Hood notes that restraints on fresh produce production at wholesale scale in Maryland include the high cost of land and finding the workers required for such labor-intensive farming.

 Most Maryland fresh vegetable farms tend to be much smaller than Summer Creek and sell direct to consumers at farmers’ markets.  These farms depend on higher level retail sales and “likely are not producing enough product to make it worthwhile to drive to TPSS,” said Hood. In terms of meeting a desire to get more local produce on the shelves of TPSS, Hood says “quite frankly, it just doesn’t exist.”  

TPSS currently buys from 198 local vendors, and these products are found in every section of the store, from wellness to dairy to prepared foods to beverages to baked goods and more.  TPSS buys local fresh fruits and vegetables in season from Summer Creek and a handful of southeastern Pennsylvania farms such as Mike Tabor’s Licking Creek, Lancaster Farms and Common Market, a Philadelphia-based aggregator of small farms. But fresh produce represents a small portion of the co-op’s local providers. To keep popular fruits and vegetables on the shelf year-round and to access produce not grown locally, TPSS buys organic and sustainably produced goods largely through Four Seasons, a distributor serving the Mid-Atlantic and Northeast. 

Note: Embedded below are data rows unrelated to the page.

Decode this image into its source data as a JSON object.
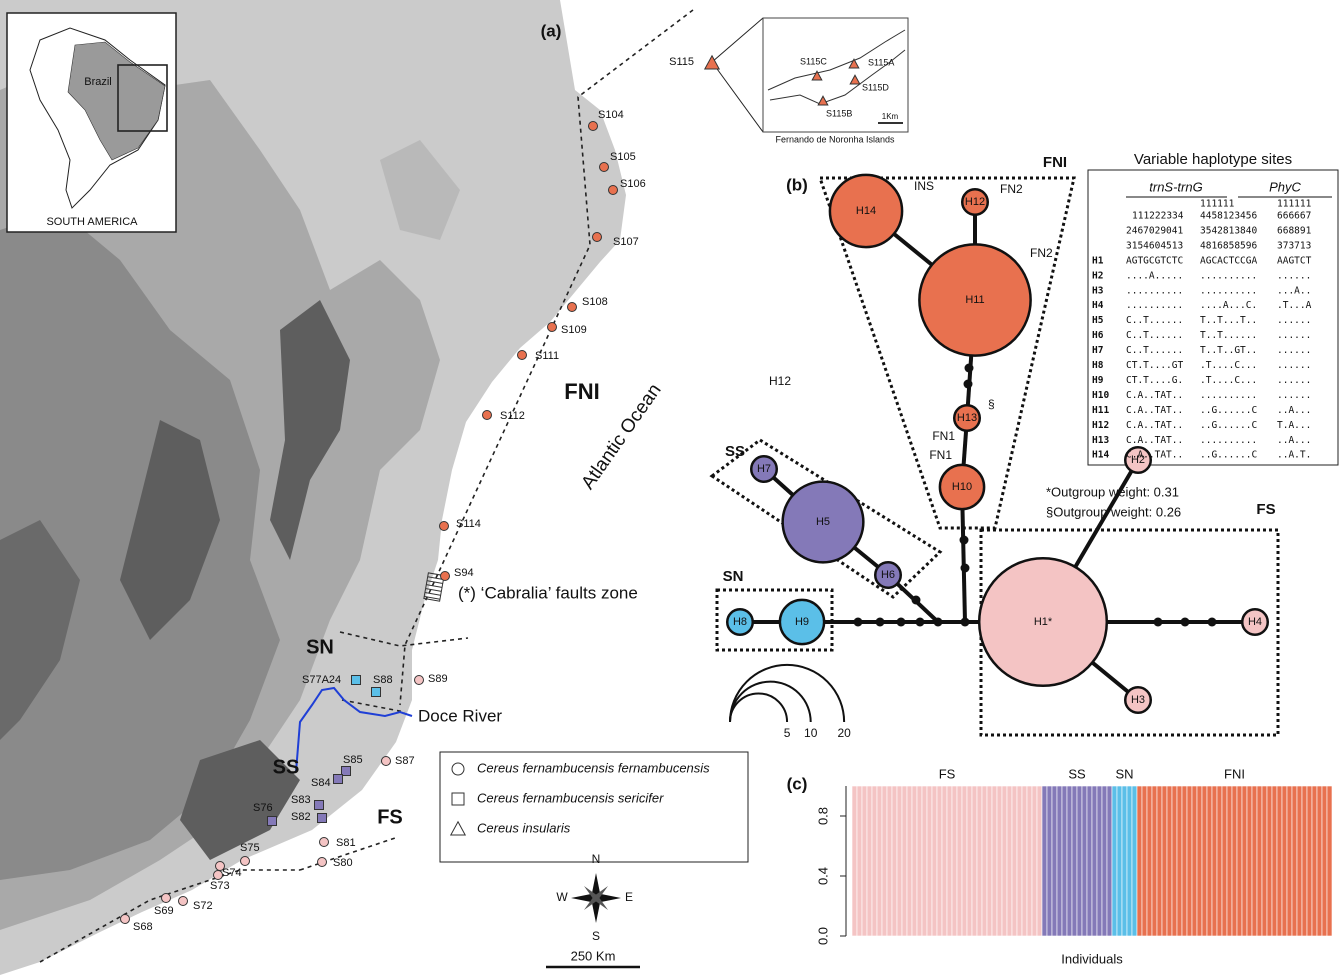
{
  "panel_labels": [
    "(a)",
    "(b)",
    "(c)"
  ],
  "map": {
    "inset": {
      "country": "Brazil",
      "continent": "SOUTH AMERICA"
    },
    "regions": [
      "FNI",
      "SN",
      "SS",
      "FS"
    ],
    "ocean": "Atlantic Ocean",
    "river": "Doce River",
    "fault_zone": "(*) ‘Cabralia’ faults zone",
    "scale_bar": "250 Km",
    "compass": [
      "N",
      "E",
      "S",
      "W"
    ],
    "sites": [
      {
        "label": "S104",
        "shape": "circle",
        "color": "#e8714f"
      },
      {
        "label": "S105",
        "shape": "circle",
        "color": "#e8714f"
      },
      {
        "label": "S106",
        "shape": "circle",
        "color": "#e8714f"
      },
      {
        "label": "S107",
        "shape": "circle",
        "color": "#e8714f"
      },
      {
        "label": "S108",
        "shape": "circle",
        "color": "#e8714f"
      },
      {
        "label": "S109",
        "shape": "circle",
        "color": "#e8714f"
      },
      {
        "label": "S111",
        "shape": "circle",
        "color": "#e8714f"
      },
      {
        "label": "S112",
        "shape": "circle",
        "color": "#e8714f"
      },
      {
        "label": "S114",
        "shape": "circle",
        "color": "#e8714f"
      },
      {
        "label": "S94",
        "shape": "circle",
        "color": "#e8714f"
      },
      {
        "label": "S89",
        "shape": "circle",
        "color": "#f4c4c4"
      },
      {
        "label": "S87",
        "shape": "circle",
        "color": "#f4c4c4"
      },
      {
        "label": "S81",
        "shape": "circle",
        "color": "#f4c4c4"
      },
      {
        "label": "S80",
        "shape": "circle",
        "color": "#f4c4c4"
      },
      {
        "label": "S75",
        "shape": "circle",
        "color": "#f4c4c4"
      },
      {
        "label": "S74",
        "shape": "circle",
        "color": "#f4c4c4"
      },
      {
        "label": "S73",
        "shape": "circle",
        "color": "#f4c4c4"
      },
      {
        "label": "S72",
        "shape": "circle",
        "color": "#f4c4c4"
      },
      {
        "label": "S69",
        "shape": "circle",
        "color": "#f4c4c4"
      },
      {
        "label": "S68",
        "shape": "circle",
        "color": "#f4c4c4"
      },
      {
        "label": "S77A24",
        "shape": "square",
        "color": "#5bbfe8"
      },
      {
        "label": "S88",
        "shape": "square",
        "color": "#5bbfe8"
      },
      {
        "label": "S85",
        "shape": "square",
        "color": "#8479b8"
      },
      {
        "label": "S84",
        "shape": "square",
        "color": "#8479b8"
      },
      {
        "label": "S83",
        "shape": "square",
        "color": "#8479b8"
      },
      {
        "label": "S82",
        "shape": "square",
        "color": "#8479b8"
      },
      {
        "label": "S76",
        "shape": "square",
        "color": "#8479b8"
      },
      {
        "label": "S115",
        "shape": "triangle",
        "color": "#e8714f"
      }
    ],
    "island_inset": {
      "title": "Fernando de Noronha Islands",
      "scale": "1Km",
      "sites": [
        "S115A",
        "S115B",
        "S115C",
        "S115D"
      ]
    },
    "legend": [
      {
        "shape": "circle",
        "label": "Cereus fernambucensis fernambucensis"
      },
      {
        "shape": "square",
        "label": "Cereus fernambucensis sericifer"
      },
      {
        "shape": "triangle",
        "label": "Cereus insularis"
      }
    ]
  },
  "network": {
    "groups": [
      "FNI",
      "SS",
      "SN",
      "FS"
    ],
    "nodes": [
      {
        "label": "H14",
        "size": 8,
        "color": "#e8714f"
      },
      {
        "label": "H12",
        "size": 1,
        "color": "#e8714f"
      },
      {
        "label": "H11",
        "size": 19,
        "color": "#e8714f"
      },
      {
        "label": "H13",
        "size": 1,
        "color": "#e8714f"
      },
      {
        "label": "H10",
        "size": 3,
        "color": "#e8714f"
      },
      {
        "label": "H7",
        "size": 1,
        "color": "#8479b8"
      },
      {
        "label": "H5",
        "size": 10,
        "color": "#8479b8"
      },
      {
        "label": "H6",
        "size": 1,
        "color": "#8479b8"
      },
      {
        "label": "H8",
        "size": 1,
        "color": "#5bbfe8"
      },
      {
        "label": "H9",
        "size": 3,
        "color": "#5bbfe8"
      },
      {
        "label": "H1*",
        "size": 25,
        "color": "#f4c4c4"
      },
      {
        "label": "H2",
        "size": 1,
        "color": "#f4c4c4"
      },
      {
        "label": "H3",
        "size": 1,
        "color": "#f4c4c4"
      },
      {
        "label": "H4",
        "size": 1,
        "color": "#f4c4c4"
      }
    ],
    "annotations": [
      "INS",
      "FN2",
      "FN2",
      "FN1",
      "§",
      "FN1",
      "H12"
    ],
    "notes": [
      "*Outgroup weight: 0.31",
      "§Outgroup weight: 0.26"
    ],
    "size_legend": [
      5,
      10,
      20
    ]
  },
  "haplotype_table": {
    "title": "Variable haplotype sites",
    "genes": [
      "trnS-trnG",
      "PhyC"
    ],
    "position_hundreds": [
      "111111",
      "111111"
    ],
    "position_rows": [
      [
        "111222334",
        "4458123456",
        "666667"
      ],
      [
        "2467029041",
        "3542813840",
        "668891"
      ],
      [
        "3154604513",
        "4816858596",
        "373713"
      ]
    ],
    "rows": [
      {
        "label": "H1",
        "cells": [
          "AGTGCGTCTC",
          "AGCACTCCGA",
          "AAGTCT"
        ]
      },
      {
        "label": "H2",
        "cells": [
          "....A.....",
          "..........",
          "......"
        ]
      },
      {
        "label": "H3",
        "cells": [
          "..........",
          "..........",
          "...A.."
        ]
      },
      {
        "label": "H4",
        "cells": [
          "..........",
          "....A...C.",
          ".T...A"
        ]
      },
      {
        "label": "H5",
        "cells": [
          "C..T......",
          "T..T...T..",
          "......"
        ]
      },
      {
        "label": "H6",
        "cells": [
          "C..T......",
          "T..T......",
          "......"
        ]
      },
      {
        "label": "H7",
        "cells": [
          "C..T......",
          "T..T..GT..",
          "......"
        ]
      },
      {
        "label": "H8",
        "cells": [
          "CT.T....GT",
          ".T....C...",
          "......"
        ]
      },
      {
        "label": "H9",
        "cells": [
          "CT.T....G.",
          ".T....C...",
          "......"
        ]
      },
      {
        "label": "H10",
        "cells": [
          "C.A..TAT..",
          "..........",
          "......"
        ]
      },
      {
        "label": "H11",
        "cells": [
          "C.A..TAT..",
          "..G......C",
          "..A..."
        ]
      },
      {
        "label": "H12",
        "cells": [
          "C.A..TAT..",
          "..G......C",
          "T.A..."
        ]
      },
      {
        "label": "H13",
        "cells": [
          "C.A..TAT..",
          "..........",
          "..A..."
        ]
      },
      {
        "label": "H14",
        "cells": [
          "C.A..TAT..",
          "..G......C",
          "..A.T."
        ]
      }
    ]
  },
  "chart_data": {
    "type": "bar",
    "xlabel": "Individuals",
    "ylim": [
      0,
      1
    ],
    "yticks": [
      {
        "value": 0,
        "label": "0.0"
      },
      {
        "value": 0.4,
        "label": "0.4"
      },
      {
        "value": 0.8,
        "label": "0.8"
      }
    ],
    "series": [
      {
        "name": "FS",
        "color": "#f4c4c4",
        "values": [
          1,
          1,
          1,
          1,
          1,
          1,
          1,
          1,
          1,
          1,
          1,
          1,
          1,
          1,
          1,
          1,
          1,
          1,
          1,
          1,
          1,
          1,
          1,
          1,
          1,
          1,
          1,
          1,
          1,
          1,
          1,
          1,
          1,
          1,
          1,
          1,
          1,
          1
        ]
      },
      {
        "name": "SS",
        "color": "#8479b8",
        "values": [
          1,
          1,
          1,
          1,
          1,
          1,
          1,
          1,
          1,
          1,
          1,
          1,
          1,
          1
        ]
      },
      {
        "name": "SN",
        "color": "#5bbfe8",
        "values": [
          1,
          1,
          1,
          1,
          1
        ]
      },
      {
        "name": "FNI",
        "color": "#e8714f",
        "values": [
          1,
          1,
          1,
          1,
          1,
          1,
          1,
          1,
          1,
          1,
          1,
          1,
          1,
          1,
          1,
          1,
          1,
          1,
          1,
          1,
          1,
          1,
          1,
          1,
          1,
          1,
          1,
          1,
          1,
          1,
          1,
          1,
          1,
          1,
          1,
          1,
          1,
          1,
          1
        ]
      }
    ]
  }
}
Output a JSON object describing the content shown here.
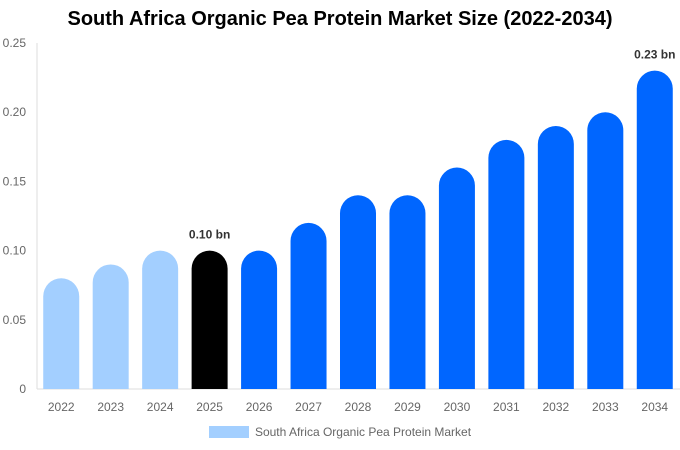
{
  "chart_data": {
    "type": "bar",
    "title": "South Africa Organic Pea Protein Market Size (2022-2034)",
    "categories": [
      "2022",
      "2023",
      "2024",
      "2025",
      "2026",
      "2027",
      "2028",
      "2029",
      "2030",
      "2031",
      "2032",
      "2033",
      "2034"
    ],
    "series": [
      {
        "name": "South Africa Organic Pea Protein Market",
        "values": [
          0.08,
          0.09,
          0.1,
          0.1,
          0.1,
          0.12,
          0.14,
          0.14,
          0.16,
          0.18,
          0.19,
          0.2,
          0.23
        ]
      }
    ],
    "bar_colors": {
      "historical": "#a3cfff",
      "current": "#000000",
      "forecast": "#0066ff"
    },
    "current_year": "2025",
    "data_labels": [
      {
        "category": "2025",
        "text": "0.10 bn"
      },
      {
        "category": "2034",
        "text": "0.23 bn"
      }
    ],
    "ylim": [
      0,
      0.25
    ],
    "yticks": [
      "0",
      "0.05",
      "0.10",
      "0.15",
      "0.20",
      "0.25"
    ],
    "xlabel": "",
    "ylabel": "",
    "grid": false,
    "legend_position": "bottom"
  }
}
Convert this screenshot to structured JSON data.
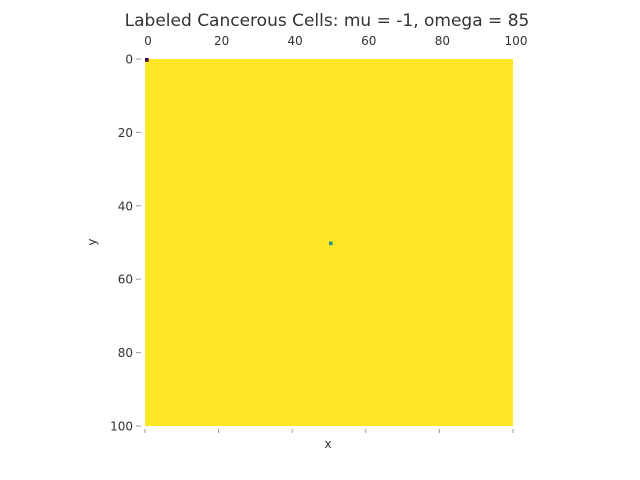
{
  "chart_data": {
    "type": "heatmap",
    "title": "Labeled Cancerous Cells: mu = -1, omega = 85",
    "xlabel": "x",
    "ylabel": "y",
    "xlim": [
      0,
      100
    ],
    "ylim": [
      0,
      100
    ],
    "y_inverted": true,
    "x_ticks": [
      0,
      20,
      40,
      60,
      80,
      100
    ],
    "x_tick_labels": [
      "0",
      "20",
      "40",
      "60",
      "80",
      "100"
    ],
    "y_ticks": [
      0,
      20,
      40,
      60,
      80,
      100
    ],
    "y_tick_labels": [
      "0",
      "20",
      "40",
      "60",
      "80",
      "100"
    ],
    "grid": false,
    "background_value_color": "#fde725",
    "cells": [
      {
        "x": 50,
        "y": 50,
        "color": "#21918c"
      },
      {
        "x": 0,
        "y": 0,
        "color": "#440154"
      }
    ],
    "colors": {
      "background": "#fde725",
      "marked_cell": "#21918c",
      "corner_cell": "#440154",
      "text": "#333333",
      "text_outline": "#ffffff",
      "tick": "#999999"
    }
  }
}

Houston says that “TPSS offers retail on-ramps [for local vendors] that is increasingly non-existent at corporate grocery stores.” He notes that Whole Foods “once did a tremendous job on local sourcing.” Now, like most corporate chains, it no longer seeks to buy from local producers but focuses on large-scale distribution for the sake of efficiency and profits. 

It is increasingly important that we have co-ops and independent stores, says Houston “who provide an on-ramp for producers who are graduating from farmers’ markets and want to try their hand at retail.”

Even so, he says, “it’s not a good thing [for the local food economy] that we are increasingly differentiated in this way.”

Once TPSS has settled on the location for a second store and the strategic planning for a two-store enterprise is underway, the co-op’s board and management will be exploring ways to expand access to locally grown fresh produce.